The unemployment rate rose 0.12 percentage points to 4.22 percent last month due to an increase in the number of first-time job seekers, the Directorate General of Budget, Accounting and Statistics (DGBAS) said in a statement yesterday.
However, the jobless rate for last month was down from 4.54 percent a year earlier, the DGBAS said.
The June-to-September period is normally the weakest for jobs as a result of new graduates entering the job market, causing the unemployment rate to rise.
But after seasonal adjustments, the jobless rate stood at 4.20 percent, stable from last month and down 0.34 percent from the previous year, the statistics agency said.
The number of unemployed rose by 13,000 to 437,000 last month, with the eligible workforce at 10.35 million, it added.
In the agency's announcement, last month's figure compared with Germany's 11.3 percent, France's 10.2 percent, Canada's 6.7 percent, Hong Kong's 5.7 percent, the US' 5.0 percent, Japan's 4.4 percent, Singapore's 3.9 percent and South Korea's 3.8 percent.

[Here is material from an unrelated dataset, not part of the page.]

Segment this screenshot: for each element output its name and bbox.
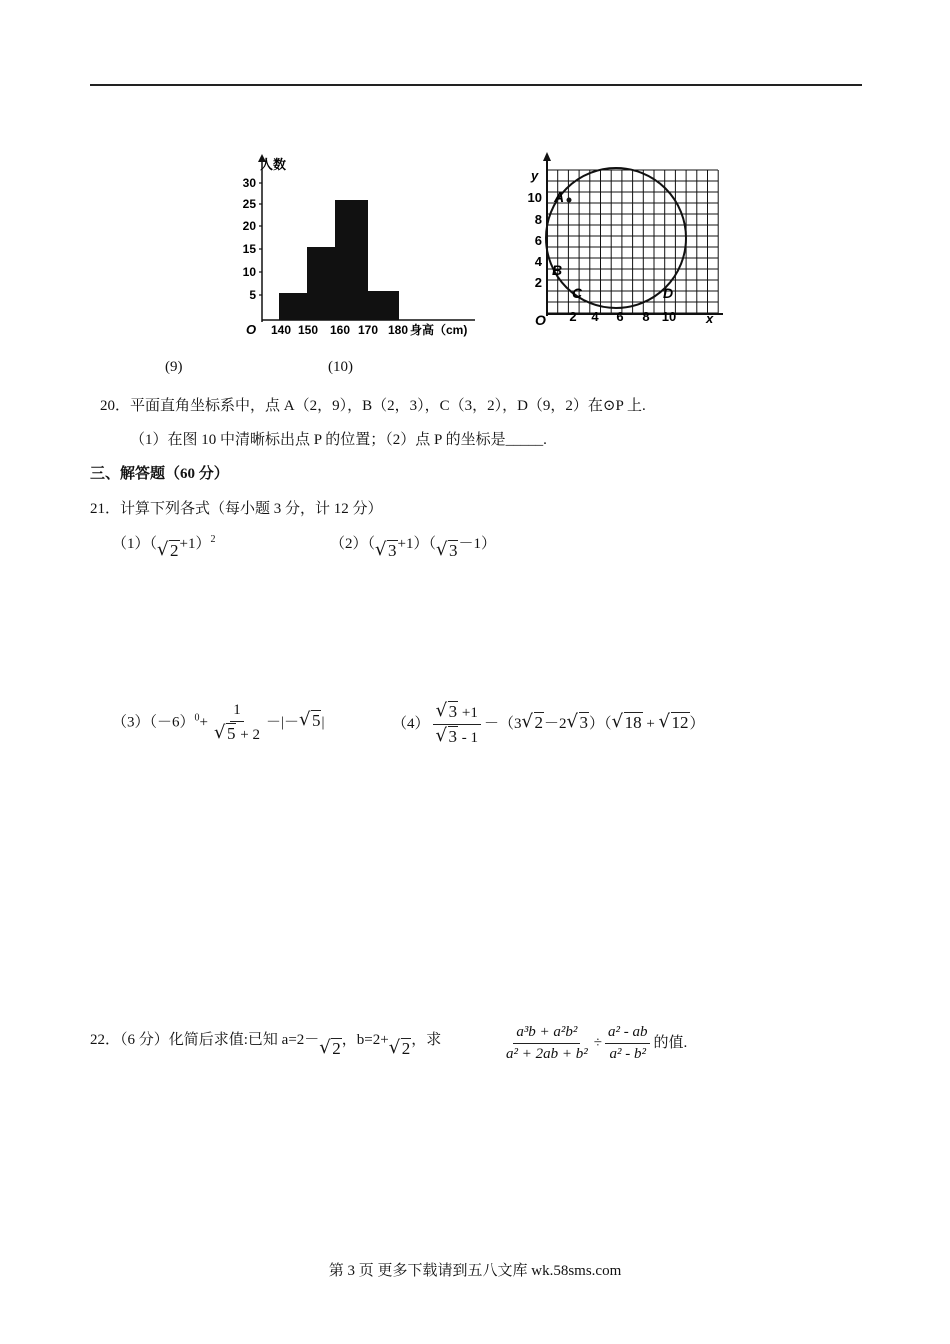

For the first six months of the year, the average unemployment rate was 4.14 percent, down 0.34 percent from a year earlier, the DGBAS said.
The government is trying to spur economic growth and boost employment to counter a slowdown in exports.
The plans to boost development include helping to arrange NT$200 billion (US$6.3 billion) in loans for small and medium-sized companies as part of efforts to spur economic growth, the government said earlier.